Politics

Foreign Office obstructed search for truth, say Harry Dunn lawyers


The Foreign Office has obstructed a search for truth into the death of 19-year-old motorcyclist Harry Dunn, lawyers for his family have claimed prior to a potentially tense meeting with aides to Dominic Raab, the foreign secretary.

Dunn died in August when his motorcycle collided with a car driven by Anne Sacoolas, the wife of a US intelligence officer stationed at a US spy base at RAF Croughton, Northamptonshire. Sacoolas immediately admitted to the police she had caused the accident by driving on the wrong side of the road.

She then left the country a fortnight later claiming diplomatic immunity. The US government has rejected a Home Office request for her to return to the UK to stand trial. The family had also written to Donald Trump urging him to reconsider his refusal to send her back to the UK, but the US government on Thursday again rejected the plea.

Downing Street insists it backed the Dunn campaign to persuade Sacoolas to return to face UK courts and had objected to her departure every step of the way.

But the family’s lawyers, after leaks of internal memos and evidence given to the foreign affairs select committee, believe they were misled.

The UK shadow foreign secretary, Lisa Nandy, has called for a parliamentary inquiry into how the family were treated. It is understood that Keir Starmer, the Labour leader and former director of public prosecutions, is also taking an interest.

The family is seeking a judicial review into the handling of the case, which could reveal if there were any conflicting currents within the Foreign Office over whether to resist the US view that she was covered by diplomatic immunity. Any court hearing might also reveal exchanges between the Northamptonshire police and the Foreign Office over the degree of discretion the police had to arrest and prosecute Sacoolas, even if the Foreign Office (FCO) told the police she had diplomatic immunity.

Radd Seiger, the lawyer for the Dunn family, said he would be demanding the truth at Friday’s meeting: “The foreign secretary has stated in each of our meetings with him that the FCO fought to keep Mrs Sacoolas here.

“The FCO’s initial position, like ours, was that Mrs Sacoolas did not have diplomatic immunity. So why did they cave in on this interpretation of the law in a matter of three working days? To make matters worse, they failed to pass any of this to Northants police, who were kept totally in the dark for 14 days when it was their job to establish whether she had immunity or not.

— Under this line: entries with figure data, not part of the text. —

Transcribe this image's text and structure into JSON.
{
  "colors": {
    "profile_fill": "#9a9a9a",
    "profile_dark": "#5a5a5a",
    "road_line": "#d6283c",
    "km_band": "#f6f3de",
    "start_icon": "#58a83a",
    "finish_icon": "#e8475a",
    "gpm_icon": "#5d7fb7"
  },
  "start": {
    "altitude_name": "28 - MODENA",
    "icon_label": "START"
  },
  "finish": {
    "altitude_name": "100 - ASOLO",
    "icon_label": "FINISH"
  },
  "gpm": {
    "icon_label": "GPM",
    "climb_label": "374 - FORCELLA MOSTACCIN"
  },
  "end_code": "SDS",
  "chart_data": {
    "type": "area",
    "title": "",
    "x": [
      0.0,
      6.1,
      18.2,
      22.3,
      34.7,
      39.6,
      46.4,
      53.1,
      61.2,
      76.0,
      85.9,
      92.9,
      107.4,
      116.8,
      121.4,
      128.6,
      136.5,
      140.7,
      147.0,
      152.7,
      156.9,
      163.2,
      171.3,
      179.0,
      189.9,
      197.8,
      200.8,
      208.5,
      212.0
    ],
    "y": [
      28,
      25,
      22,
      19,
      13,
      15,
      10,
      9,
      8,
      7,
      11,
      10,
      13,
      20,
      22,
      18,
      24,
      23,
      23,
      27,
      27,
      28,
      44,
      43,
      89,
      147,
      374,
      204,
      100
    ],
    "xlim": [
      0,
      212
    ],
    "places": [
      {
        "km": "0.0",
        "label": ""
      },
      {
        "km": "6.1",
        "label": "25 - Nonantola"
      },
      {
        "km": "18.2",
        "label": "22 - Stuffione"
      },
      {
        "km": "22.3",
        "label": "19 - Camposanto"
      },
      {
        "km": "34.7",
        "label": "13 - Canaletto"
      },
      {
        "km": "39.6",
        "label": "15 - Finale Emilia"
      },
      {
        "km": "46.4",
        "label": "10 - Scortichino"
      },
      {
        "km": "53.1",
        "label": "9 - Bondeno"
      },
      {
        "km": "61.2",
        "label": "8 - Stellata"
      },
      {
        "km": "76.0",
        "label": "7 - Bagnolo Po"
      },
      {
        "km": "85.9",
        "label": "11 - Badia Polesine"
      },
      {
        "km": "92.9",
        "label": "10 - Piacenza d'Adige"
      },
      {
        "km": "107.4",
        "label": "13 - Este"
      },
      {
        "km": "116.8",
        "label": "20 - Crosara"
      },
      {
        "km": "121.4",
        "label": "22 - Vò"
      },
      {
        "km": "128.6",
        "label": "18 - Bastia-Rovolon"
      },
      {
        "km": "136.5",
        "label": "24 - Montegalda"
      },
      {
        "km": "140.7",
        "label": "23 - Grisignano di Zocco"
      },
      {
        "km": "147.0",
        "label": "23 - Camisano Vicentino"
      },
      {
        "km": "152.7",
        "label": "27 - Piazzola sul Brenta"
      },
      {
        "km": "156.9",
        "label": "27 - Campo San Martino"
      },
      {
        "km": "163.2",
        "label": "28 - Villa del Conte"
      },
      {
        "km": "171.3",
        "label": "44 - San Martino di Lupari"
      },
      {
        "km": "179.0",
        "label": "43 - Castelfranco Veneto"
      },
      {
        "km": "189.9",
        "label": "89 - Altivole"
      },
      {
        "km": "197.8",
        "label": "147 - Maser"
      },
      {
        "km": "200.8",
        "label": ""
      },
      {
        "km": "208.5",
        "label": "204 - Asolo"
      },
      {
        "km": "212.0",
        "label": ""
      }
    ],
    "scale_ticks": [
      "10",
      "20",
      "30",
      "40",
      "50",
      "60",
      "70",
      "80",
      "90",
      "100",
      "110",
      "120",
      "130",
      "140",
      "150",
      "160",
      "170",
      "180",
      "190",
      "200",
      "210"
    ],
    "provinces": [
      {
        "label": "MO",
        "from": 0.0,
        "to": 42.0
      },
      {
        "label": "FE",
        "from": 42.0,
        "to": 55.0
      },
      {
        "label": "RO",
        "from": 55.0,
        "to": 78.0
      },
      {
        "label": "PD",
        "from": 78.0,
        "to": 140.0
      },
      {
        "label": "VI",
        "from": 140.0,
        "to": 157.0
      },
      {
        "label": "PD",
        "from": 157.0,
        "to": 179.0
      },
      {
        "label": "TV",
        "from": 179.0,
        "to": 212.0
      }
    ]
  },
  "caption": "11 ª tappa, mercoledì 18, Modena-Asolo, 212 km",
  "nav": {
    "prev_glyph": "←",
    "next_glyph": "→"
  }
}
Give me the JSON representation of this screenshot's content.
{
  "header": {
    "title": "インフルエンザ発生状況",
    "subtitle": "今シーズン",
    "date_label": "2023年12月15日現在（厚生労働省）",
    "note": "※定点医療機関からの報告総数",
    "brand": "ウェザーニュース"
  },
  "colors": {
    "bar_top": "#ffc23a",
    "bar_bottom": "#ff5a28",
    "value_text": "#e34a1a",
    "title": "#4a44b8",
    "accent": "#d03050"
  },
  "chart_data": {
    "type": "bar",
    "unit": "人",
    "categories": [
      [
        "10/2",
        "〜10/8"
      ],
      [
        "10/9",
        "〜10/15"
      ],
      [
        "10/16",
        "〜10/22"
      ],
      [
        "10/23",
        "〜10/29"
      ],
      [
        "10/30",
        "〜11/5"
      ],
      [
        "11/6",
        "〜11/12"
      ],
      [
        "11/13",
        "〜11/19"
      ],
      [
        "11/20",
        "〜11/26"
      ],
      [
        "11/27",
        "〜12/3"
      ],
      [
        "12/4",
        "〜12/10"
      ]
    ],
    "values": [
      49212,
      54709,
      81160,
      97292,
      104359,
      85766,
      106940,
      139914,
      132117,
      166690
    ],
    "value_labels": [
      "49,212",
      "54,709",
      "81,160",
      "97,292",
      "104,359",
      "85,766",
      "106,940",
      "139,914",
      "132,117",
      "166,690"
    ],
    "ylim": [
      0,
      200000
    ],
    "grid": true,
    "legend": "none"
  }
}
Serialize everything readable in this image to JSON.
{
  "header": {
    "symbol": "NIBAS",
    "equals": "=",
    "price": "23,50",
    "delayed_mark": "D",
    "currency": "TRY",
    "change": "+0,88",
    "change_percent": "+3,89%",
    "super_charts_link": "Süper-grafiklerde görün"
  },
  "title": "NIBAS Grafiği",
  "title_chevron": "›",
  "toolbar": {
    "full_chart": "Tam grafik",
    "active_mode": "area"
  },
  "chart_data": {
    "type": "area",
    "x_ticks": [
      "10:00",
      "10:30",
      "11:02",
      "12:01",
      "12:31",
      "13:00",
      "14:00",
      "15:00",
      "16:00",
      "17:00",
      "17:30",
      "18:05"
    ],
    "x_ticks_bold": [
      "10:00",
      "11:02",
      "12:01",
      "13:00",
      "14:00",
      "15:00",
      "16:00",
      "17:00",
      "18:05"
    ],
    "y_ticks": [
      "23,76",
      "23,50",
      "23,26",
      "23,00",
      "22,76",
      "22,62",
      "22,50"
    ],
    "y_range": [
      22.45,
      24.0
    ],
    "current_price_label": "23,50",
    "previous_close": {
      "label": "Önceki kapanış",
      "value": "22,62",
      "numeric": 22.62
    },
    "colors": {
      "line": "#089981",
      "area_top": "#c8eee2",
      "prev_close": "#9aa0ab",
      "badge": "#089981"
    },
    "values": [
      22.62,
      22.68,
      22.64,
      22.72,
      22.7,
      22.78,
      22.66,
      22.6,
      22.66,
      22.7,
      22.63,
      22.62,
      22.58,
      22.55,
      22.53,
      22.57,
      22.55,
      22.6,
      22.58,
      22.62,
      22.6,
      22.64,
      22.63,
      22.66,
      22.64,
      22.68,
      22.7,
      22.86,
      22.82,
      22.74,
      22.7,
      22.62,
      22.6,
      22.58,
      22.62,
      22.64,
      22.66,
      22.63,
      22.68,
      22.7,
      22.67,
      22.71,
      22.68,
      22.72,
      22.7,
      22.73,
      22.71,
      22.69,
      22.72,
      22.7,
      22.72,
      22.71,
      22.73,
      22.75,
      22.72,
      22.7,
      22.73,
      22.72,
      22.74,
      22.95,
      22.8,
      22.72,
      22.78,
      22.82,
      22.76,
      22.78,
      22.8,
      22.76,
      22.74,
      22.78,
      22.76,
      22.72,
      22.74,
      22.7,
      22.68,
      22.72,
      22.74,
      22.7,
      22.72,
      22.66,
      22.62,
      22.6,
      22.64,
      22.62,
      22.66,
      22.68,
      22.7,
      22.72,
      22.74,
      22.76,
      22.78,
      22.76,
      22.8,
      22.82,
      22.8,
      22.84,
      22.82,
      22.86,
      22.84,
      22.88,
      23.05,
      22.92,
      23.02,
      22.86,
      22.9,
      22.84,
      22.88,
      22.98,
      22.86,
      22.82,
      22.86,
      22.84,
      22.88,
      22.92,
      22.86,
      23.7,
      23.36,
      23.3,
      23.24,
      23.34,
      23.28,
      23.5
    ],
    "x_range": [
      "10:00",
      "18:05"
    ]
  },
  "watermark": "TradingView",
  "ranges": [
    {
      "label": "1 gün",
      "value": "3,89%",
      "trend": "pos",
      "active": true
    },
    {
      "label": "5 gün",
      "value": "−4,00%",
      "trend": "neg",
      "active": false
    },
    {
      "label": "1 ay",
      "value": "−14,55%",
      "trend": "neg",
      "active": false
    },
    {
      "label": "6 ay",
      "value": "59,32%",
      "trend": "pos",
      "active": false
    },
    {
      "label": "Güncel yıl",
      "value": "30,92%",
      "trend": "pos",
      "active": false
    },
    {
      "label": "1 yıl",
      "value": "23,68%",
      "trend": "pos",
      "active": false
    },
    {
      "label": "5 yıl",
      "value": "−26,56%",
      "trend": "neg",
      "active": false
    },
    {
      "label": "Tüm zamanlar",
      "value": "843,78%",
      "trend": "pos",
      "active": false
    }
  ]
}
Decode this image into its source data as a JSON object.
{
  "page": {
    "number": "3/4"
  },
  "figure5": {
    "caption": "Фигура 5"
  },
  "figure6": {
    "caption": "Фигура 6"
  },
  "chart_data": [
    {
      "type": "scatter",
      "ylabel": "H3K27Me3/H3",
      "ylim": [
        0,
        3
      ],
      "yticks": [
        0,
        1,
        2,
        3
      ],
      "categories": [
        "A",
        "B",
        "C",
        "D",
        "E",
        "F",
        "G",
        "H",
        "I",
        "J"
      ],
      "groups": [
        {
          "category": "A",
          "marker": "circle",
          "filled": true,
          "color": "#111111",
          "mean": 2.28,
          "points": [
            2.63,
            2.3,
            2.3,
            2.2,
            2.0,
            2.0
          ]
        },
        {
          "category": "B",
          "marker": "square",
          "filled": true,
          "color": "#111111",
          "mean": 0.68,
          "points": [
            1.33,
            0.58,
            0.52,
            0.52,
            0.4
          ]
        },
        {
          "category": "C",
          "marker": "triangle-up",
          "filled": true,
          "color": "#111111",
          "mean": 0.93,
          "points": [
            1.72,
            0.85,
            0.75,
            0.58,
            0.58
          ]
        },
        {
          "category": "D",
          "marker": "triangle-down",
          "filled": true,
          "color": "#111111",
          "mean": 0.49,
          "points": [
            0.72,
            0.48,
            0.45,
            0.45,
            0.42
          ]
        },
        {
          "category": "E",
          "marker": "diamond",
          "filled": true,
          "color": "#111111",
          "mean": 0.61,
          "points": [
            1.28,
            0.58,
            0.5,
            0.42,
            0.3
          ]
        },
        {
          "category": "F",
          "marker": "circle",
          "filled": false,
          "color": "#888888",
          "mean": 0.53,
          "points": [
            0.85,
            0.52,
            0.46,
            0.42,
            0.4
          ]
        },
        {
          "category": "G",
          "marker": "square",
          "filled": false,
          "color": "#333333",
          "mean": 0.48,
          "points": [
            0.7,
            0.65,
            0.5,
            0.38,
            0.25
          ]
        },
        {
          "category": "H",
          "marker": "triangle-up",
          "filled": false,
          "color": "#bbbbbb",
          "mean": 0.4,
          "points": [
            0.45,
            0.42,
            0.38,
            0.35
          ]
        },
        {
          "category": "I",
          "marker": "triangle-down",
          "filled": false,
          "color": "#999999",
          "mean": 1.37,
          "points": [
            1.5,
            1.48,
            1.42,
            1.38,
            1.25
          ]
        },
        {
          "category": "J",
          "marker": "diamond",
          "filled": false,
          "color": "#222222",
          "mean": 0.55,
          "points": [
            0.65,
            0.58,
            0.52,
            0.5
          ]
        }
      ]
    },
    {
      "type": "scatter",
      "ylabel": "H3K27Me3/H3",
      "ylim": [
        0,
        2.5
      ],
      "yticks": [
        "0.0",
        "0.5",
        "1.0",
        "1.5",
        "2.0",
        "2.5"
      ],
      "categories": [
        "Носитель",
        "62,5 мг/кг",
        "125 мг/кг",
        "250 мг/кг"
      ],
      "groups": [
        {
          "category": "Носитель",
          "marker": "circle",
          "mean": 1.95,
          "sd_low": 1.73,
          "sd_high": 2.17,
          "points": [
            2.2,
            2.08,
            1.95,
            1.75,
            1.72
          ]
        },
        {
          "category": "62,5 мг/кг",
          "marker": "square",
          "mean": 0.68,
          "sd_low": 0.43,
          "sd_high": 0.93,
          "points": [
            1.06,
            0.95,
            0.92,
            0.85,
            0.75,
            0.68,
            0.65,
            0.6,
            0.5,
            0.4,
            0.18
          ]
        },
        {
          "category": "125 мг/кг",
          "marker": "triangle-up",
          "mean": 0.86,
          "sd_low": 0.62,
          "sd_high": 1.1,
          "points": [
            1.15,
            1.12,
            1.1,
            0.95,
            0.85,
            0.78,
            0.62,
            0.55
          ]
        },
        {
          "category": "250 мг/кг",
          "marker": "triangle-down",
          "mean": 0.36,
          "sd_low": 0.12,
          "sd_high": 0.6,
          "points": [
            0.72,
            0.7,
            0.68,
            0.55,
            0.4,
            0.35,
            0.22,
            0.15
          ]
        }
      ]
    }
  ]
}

Shockingly, the police were not told anything until the day after Mrs Sacoolas left, depriving them of their ability to investigate matters.”

Sacoolas left the UK on 15 September after the Foreign Office agreed she had diplomatic immunity, and the US refused to waive it. Internal memos suggest the Foreign Office decided she had immunity, a complex point of law, within a week of Dunn’s death.

Seiger’s argument turns on exchanges between the Foreign Office and the US State Department in the immediate wake of the crash that led to Foreign Office lawyers concluding she did have diplomatic immunity, he says.

The Foreign Office negotiated a treaty with the US and the UK that waived immunity for US staff at the Croughton base, but the treaty was silent on the status of the staff’s dependants, such as Sacoolas, leading the US to argue she had immunity.

A Foreign Office spokesperson said: “We have deep sympathy for Harry’s family. We have done and will continue to do everything we properly can to ensure that justice is done.

As the foreign secretary set out in parliament, Anne Sacoolas had diplomatic immunity whilst in the country under the Vienna convention on diplomatic relations.

We consistently called for Anne Sacoolas’s immunity to be waived before she left the UK. Both the prime minister and the foreign secretary have been clear with the US that the refusal to extradite her amounts to a denial of justice, and that she should return to the UK.”